Le pietre sono appoggiate le une sulle altre, sono incastrate tra loro e nelle fessure non passa nemmeno la lama di un coltello. Ci sono basamenti forse d’età più antica di quella dei Celti. Le popolazioni che si susseguirono successivamente nella storia del castello potrebbero aver usato elementi architettonici già presenti in loco, appartenuti a qualche civiltà dimenticata.

Si ipotizza ciò per via di alcuni ritrovamenti anomali. Difficile credere, infatti, che in età medievale potessero “creare” il granito, eppure, visitando il castello, ci accorgiamo della presenza di strani blocchi all’apparenza monolitici, in verità agglomerati. Perché non ne sappiamo più nulla? Perché tale tecnica architettonica non è giunta fino ai giorni nostri? Lo zoccolo sul quale sorge la torre sembra costituito in un unico blocco di pietra.
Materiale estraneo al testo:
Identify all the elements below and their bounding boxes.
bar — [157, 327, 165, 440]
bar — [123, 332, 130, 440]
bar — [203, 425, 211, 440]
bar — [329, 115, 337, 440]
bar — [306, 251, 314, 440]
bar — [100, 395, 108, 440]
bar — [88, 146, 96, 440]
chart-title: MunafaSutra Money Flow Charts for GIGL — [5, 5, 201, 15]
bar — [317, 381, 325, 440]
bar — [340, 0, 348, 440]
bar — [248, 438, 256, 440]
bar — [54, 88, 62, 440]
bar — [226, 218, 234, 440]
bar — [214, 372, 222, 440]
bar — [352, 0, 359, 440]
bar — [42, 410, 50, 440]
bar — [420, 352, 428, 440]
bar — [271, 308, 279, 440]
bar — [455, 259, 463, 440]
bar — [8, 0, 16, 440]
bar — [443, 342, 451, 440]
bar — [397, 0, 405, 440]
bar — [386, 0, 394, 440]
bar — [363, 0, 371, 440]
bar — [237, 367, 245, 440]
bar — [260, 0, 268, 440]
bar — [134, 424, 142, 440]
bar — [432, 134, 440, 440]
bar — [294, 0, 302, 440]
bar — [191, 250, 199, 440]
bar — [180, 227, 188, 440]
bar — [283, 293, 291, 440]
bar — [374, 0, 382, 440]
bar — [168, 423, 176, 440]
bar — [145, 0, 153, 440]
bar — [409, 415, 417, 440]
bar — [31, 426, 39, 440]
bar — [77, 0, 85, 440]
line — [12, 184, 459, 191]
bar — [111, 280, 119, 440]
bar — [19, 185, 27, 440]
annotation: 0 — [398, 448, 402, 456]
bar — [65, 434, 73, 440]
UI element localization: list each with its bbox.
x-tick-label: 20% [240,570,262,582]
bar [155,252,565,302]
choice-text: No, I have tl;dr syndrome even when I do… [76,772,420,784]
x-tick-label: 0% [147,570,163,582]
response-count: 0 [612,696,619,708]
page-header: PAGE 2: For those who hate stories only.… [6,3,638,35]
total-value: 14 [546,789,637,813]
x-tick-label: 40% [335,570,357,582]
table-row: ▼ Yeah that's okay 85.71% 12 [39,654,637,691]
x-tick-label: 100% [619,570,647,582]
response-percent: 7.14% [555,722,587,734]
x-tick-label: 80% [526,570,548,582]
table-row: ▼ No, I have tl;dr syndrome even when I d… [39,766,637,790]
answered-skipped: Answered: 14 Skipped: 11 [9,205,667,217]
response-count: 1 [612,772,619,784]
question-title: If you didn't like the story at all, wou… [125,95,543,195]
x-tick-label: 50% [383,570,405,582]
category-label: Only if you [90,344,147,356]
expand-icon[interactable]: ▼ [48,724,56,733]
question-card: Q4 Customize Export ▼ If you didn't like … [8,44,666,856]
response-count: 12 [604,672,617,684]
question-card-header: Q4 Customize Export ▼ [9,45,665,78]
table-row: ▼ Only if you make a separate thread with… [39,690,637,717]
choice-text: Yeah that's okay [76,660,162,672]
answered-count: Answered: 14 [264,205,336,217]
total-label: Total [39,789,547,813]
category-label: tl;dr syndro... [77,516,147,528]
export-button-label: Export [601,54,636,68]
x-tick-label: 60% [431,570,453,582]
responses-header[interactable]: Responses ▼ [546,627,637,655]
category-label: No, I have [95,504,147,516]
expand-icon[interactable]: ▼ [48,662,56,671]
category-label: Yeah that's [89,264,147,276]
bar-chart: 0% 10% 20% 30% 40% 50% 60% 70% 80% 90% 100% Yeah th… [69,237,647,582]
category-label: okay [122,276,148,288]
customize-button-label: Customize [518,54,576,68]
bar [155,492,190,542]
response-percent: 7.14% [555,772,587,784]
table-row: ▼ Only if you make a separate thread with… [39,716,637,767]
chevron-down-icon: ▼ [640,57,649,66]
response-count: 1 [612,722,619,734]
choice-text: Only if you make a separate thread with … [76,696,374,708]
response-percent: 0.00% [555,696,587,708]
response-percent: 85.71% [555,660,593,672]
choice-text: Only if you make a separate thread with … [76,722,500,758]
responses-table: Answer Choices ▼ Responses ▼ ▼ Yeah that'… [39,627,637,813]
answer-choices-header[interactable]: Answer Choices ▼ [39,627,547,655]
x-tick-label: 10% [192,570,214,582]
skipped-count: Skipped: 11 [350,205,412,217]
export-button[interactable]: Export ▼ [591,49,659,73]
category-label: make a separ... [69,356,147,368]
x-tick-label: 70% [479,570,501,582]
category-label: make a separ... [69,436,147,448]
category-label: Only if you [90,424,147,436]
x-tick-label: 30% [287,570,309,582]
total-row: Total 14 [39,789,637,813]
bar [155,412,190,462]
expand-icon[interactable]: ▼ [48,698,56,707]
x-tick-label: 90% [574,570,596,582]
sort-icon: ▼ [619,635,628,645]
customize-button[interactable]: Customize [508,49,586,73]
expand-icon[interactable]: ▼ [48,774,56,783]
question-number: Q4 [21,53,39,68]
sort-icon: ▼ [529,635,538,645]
Potrebbe essersi già trovato sul posto?

Sotto al castello, si trova l’entrata di una galleria sotterranea, ormai franata. La leggenda racconta che, un tempo, questa collegasse il Castello Visconteo ad altri castelli della zona, anche fino a Bergamo, quindi passando sotto il letto del fiume Adda. Difficile credere che la civiltà di quel tempo potesse essere in possesso di una tecnologia capace di simili cose. A questo punto, la fantasia può volare!